QUETTA: At least 24 people were killed and 50 injured in a bomb blast at a railway station in the southwestern Pakistani city of Quetta, officials said on Saturday, amid a surge in attacks by separatist groups operating in the restive Balochistan province.
The outlawed Balochistan Liberation Army group, the most prominent of militant groups in Balochistan, claimed responsibility for the attack, the deadliest since a string of coordinated attacks on Aug. 25-26 in which more than 50 people, civilians and security officials, were killed. The surge in deadly attacks indicates the BLA, which has targeted security forces for years in small-scale attacks and is allied with the Pakistani Taliban (TTP), could be much more organized.
“24 people have been killed in the suicide attack and 50 people were injured and have been shifted to various hospitals of Quetta city for treatment,” Quetta Commissioner Hamza Shafqaat told Arab News about Saturday’s attack at the railway station.
Muhammad Baloch, senior superintendent of police (SSP), said the blast occurred at a time when over 150 passengers were gathered at the station, waiting for the Peshawar-bound Jaffar Express train.

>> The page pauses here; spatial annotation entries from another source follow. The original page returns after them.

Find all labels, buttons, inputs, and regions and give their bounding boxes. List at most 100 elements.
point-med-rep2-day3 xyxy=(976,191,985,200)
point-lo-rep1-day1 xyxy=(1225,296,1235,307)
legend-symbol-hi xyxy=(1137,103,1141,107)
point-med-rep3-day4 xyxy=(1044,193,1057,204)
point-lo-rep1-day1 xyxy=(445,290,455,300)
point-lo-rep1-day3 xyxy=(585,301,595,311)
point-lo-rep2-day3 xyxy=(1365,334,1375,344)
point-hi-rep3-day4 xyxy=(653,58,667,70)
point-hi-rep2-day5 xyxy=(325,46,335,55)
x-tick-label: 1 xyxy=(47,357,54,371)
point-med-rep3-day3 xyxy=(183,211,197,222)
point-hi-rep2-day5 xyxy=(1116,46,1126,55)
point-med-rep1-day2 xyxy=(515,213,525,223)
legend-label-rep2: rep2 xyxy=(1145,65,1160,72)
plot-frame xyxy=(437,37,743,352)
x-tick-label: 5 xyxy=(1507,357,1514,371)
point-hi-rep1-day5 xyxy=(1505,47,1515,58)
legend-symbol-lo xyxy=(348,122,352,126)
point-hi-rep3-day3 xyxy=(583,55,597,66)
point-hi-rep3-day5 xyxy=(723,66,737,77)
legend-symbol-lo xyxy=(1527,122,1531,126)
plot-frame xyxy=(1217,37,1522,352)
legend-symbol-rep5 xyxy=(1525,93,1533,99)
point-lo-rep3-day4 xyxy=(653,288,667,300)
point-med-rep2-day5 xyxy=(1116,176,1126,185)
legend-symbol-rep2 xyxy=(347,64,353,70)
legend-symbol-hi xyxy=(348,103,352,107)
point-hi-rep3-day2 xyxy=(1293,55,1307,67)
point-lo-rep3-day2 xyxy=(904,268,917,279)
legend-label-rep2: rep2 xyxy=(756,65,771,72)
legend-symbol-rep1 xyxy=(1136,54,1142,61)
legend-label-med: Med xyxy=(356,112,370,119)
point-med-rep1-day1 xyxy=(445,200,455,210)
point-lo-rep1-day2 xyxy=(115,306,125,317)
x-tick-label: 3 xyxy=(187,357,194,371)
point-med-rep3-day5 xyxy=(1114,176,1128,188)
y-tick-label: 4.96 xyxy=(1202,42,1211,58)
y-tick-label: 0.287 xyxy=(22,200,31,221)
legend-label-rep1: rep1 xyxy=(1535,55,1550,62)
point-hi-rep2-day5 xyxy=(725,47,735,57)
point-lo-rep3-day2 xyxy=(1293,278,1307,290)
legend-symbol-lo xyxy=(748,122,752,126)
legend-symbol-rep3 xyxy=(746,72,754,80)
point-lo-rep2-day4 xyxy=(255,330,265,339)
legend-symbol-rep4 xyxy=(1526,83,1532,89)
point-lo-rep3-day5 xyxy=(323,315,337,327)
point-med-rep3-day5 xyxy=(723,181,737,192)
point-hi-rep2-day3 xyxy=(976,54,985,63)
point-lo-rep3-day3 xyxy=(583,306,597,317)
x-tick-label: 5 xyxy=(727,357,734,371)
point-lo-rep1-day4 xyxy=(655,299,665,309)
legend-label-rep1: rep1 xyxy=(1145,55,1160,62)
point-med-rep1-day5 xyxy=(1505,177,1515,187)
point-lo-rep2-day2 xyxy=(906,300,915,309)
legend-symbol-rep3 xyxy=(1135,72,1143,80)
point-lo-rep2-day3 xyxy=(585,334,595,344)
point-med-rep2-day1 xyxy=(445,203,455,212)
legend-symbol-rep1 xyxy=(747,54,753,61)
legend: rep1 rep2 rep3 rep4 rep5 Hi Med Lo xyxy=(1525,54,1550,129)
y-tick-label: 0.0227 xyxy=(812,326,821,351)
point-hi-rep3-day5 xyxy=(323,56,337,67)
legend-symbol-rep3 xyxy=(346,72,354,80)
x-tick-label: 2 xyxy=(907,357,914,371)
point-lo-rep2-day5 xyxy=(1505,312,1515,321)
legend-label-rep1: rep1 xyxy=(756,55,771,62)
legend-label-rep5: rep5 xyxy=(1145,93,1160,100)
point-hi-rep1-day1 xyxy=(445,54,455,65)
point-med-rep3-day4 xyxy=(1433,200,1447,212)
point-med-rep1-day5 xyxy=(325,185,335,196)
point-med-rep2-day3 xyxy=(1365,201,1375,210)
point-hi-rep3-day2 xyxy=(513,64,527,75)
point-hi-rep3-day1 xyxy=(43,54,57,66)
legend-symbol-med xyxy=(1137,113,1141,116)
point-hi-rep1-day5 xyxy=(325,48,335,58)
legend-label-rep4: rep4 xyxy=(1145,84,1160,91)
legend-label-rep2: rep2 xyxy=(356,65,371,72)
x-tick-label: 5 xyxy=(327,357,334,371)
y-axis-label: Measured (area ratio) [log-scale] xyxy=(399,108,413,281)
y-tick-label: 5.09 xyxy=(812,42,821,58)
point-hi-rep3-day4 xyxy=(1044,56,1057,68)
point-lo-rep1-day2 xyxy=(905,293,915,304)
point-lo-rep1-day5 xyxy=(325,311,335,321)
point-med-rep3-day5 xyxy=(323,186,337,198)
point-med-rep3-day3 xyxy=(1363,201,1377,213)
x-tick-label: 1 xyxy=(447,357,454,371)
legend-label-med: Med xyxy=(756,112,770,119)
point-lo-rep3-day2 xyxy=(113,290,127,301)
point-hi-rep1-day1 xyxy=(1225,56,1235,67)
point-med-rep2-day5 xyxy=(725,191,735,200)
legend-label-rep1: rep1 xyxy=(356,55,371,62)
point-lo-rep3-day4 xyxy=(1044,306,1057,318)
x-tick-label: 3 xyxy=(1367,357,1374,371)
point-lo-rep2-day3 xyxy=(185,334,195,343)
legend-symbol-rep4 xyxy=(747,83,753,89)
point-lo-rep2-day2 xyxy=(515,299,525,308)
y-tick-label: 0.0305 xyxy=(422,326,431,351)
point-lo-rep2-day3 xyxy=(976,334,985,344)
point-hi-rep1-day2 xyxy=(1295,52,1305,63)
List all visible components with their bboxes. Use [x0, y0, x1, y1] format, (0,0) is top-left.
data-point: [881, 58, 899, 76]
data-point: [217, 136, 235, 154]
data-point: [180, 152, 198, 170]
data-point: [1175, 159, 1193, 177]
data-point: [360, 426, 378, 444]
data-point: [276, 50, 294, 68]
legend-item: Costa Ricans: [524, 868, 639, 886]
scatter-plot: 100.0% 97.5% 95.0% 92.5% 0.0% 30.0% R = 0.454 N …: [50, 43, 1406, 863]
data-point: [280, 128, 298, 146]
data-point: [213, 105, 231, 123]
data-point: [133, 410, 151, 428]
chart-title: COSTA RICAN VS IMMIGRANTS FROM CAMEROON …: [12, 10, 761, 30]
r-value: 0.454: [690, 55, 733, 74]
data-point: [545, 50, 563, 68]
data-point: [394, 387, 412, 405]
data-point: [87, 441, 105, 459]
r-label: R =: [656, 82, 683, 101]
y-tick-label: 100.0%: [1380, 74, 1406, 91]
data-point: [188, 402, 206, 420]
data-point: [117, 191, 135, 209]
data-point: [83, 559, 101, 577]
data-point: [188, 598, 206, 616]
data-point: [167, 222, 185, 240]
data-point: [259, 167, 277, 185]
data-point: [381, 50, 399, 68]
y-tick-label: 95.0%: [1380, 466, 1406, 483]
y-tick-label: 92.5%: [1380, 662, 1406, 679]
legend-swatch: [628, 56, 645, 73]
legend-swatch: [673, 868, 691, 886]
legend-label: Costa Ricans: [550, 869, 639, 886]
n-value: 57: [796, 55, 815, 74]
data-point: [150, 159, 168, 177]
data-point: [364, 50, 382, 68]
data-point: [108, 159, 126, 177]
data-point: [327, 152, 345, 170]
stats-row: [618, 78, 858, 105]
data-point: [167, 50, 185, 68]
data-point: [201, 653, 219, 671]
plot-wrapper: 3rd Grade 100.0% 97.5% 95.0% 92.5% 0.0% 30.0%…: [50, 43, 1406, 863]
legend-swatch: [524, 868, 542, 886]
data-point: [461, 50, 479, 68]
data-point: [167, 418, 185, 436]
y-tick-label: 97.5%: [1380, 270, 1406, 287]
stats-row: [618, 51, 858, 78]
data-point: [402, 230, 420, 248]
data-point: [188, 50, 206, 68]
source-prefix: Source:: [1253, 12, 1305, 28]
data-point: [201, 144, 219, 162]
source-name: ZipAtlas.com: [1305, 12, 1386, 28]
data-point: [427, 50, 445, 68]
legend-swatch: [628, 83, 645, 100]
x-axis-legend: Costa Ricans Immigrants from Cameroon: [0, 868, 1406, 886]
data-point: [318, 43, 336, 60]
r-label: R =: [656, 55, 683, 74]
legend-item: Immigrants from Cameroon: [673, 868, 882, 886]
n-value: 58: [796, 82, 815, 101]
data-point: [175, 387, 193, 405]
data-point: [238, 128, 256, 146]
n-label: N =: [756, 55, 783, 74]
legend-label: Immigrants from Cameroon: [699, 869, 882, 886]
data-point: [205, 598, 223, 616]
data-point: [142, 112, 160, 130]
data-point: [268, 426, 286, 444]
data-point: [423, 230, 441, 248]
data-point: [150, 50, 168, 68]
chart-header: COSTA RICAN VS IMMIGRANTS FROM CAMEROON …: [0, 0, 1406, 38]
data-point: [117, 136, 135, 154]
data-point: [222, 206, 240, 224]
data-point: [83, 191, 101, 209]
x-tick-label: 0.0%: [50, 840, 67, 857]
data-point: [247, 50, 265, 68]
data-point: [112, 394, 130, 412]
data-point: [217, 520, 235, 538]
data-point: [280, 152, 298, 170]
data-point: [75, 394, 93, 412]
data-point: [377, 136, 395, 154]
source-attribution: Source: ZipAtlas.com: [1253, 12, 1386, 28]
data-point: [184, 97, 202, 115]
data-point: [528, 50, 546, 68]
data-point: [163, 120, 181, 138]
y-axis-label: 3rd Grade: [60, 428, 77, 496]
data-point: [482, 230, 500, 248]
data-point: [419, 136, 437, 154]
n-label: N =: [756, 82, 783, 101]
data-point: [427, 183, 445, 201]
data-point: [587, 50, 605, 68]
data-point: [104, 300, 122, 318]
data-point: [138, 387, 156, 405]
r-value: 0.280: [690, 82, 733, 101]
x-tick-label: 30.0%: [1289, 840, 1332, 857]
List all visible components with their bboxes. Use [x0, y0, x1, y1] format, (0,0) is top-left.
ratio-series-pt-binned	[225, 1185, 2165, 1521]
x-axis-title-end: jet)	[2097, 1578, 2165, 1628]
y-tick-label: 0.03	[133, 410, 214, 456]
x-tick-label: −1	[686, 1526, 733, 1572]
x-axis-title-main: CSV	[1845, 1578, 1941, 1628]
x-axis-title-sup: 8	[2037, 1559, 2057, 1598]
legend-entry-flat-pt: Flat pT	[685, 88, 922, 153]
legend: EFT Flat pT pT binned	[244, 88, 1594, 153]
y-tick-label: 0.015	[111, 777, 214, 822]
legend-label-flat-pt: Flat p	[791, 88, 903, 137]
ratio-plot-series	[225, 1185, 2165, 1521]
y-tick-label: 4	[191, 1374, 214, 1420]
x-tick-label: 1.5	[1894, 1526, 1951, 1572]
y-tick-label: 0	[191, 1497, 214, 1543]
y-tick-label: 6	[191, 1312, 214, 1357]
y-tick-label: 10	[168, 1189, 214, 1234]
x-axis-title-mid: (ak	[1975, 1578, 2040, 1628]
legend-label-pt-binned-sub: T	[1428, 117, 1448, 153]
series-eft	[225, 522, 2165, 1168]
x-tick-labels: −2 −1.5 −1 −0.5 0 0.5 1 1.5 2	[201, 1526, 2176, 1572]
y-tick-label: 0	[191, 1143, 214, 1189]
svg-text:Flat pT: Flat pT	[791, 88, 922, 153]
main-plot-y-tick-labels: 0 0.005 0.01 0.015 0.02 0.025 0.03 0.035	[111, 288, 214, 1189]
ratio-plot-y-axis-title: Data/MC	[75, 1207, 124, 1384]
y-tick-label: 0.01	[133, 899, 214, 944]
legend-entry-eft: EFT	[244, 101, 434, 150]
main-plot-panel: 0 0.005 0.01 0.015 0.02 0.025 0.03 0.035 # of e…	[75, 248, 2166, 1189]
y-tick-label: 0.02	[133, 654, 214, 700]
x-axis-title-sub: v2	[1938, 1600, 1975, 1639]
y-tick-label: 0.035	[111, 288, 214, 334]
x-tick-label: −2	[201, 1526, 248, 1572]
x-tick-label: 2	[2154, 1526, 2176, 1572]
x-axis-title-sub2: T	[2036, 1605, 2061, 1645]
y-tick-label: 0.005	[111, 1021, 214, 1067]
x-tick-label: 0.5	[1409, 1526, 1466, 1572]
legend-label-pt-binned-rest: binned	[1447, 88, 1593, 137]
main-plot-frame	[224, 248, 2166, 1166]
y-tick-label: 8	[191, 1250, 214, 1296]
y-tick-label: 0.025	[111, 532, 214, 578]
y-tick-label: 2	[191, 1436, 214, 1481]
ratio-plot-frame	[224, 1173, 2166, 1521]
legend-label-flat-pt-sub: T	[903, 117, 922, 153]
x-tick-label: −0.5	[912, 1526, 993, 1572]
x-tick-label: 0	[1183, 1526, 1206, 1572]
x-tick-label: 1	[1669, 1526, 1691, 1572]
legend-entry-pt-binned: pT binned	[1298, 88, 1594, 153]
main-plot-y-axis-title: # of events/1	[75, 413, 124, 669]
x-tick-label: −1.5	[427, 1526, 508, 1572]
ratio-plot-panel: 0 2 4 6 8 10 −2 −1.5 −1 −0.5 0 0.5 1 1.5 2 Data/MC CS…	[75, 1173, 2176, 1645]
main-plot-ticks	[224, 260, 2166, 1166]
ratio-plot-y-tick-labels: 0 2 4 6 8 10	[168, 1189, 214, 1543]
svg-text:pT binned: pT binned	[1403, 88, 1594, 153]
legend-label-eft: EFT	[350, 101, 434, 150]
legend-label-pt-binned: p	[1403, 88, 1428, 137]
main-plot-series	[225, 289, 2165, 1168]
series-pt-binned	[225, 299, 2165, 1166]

“We are investigating whether it was a suicide attack or any explosive device was placed at the platform,” he added.
Balochistan is a resource-rich but impoverished province where separatist militants have been fighting a decades-long insurgency to win secession of the region. Insurgents say they are fighting what they see as the unfair exploitation of the province’s mineral and gas wealth by the federation at the center.
The Pakistani government and military deny they are exploiting Balochistan and have long maintained that neighbors such as India, Afghanistan and Iran foment trouble in the remote province and support and fund the insurgency there to impede its development potential. Balochistan is home to major China-led investment projects such as a strategic port and a gold and copper mine.
“JUDGMENT DAY”
Following the attack, there was chaos at hospitals in Quetta, as paramedics rushed there with the injured and families arrived to inquire after their loved ones.
Abdul Jabbar, an injured man brought to the Civil Hospital, said it felt like “judgment day” had arrived in Quetta.
“I bought my ticket for Bahawalpur (Punjab) and entered the platform to get on the train,” he told Arab News. “After two minutes of arriving at the platform, the explosion occurred.”
Bilal Safdar, an eyewitness who was standing some 500 meters away from the site of the blast, said he heard a powerful explosion at the platform.
“There was a plume of smoke at the station and people were screaming for help, bodies and injured were strewn around on the ground,” he told Arab News.
The rise of separatist attacks in Balochistan poses a major challenge for the weak coalition government of Prime Minister Shehbaz Sharif, which is battling an economic crisis and political instability as well as a rise in militant violence by both religiously motivated and separatist groups across the country.
Balochistan is also in the grips of civil rights protests by young ethnic Baloch who are calling for an end to what they describe as a pattern of enforced disappearances and other human rights abuses by security forces, who deny the charge.
On Friday, counterterrorism officials in Balochistan said an armed operation had been launched this week against separatist militants who were behind the August attacks.
“An operation has been launched since the last two days in Duki, Loralai and surrounding districts in which Frontier Corps, CTD, Levies, police and others are taking part,” Counterterrorism Department (CTD) DIG Aitzaz Ahmed Goraya said at a press conference in Quetta.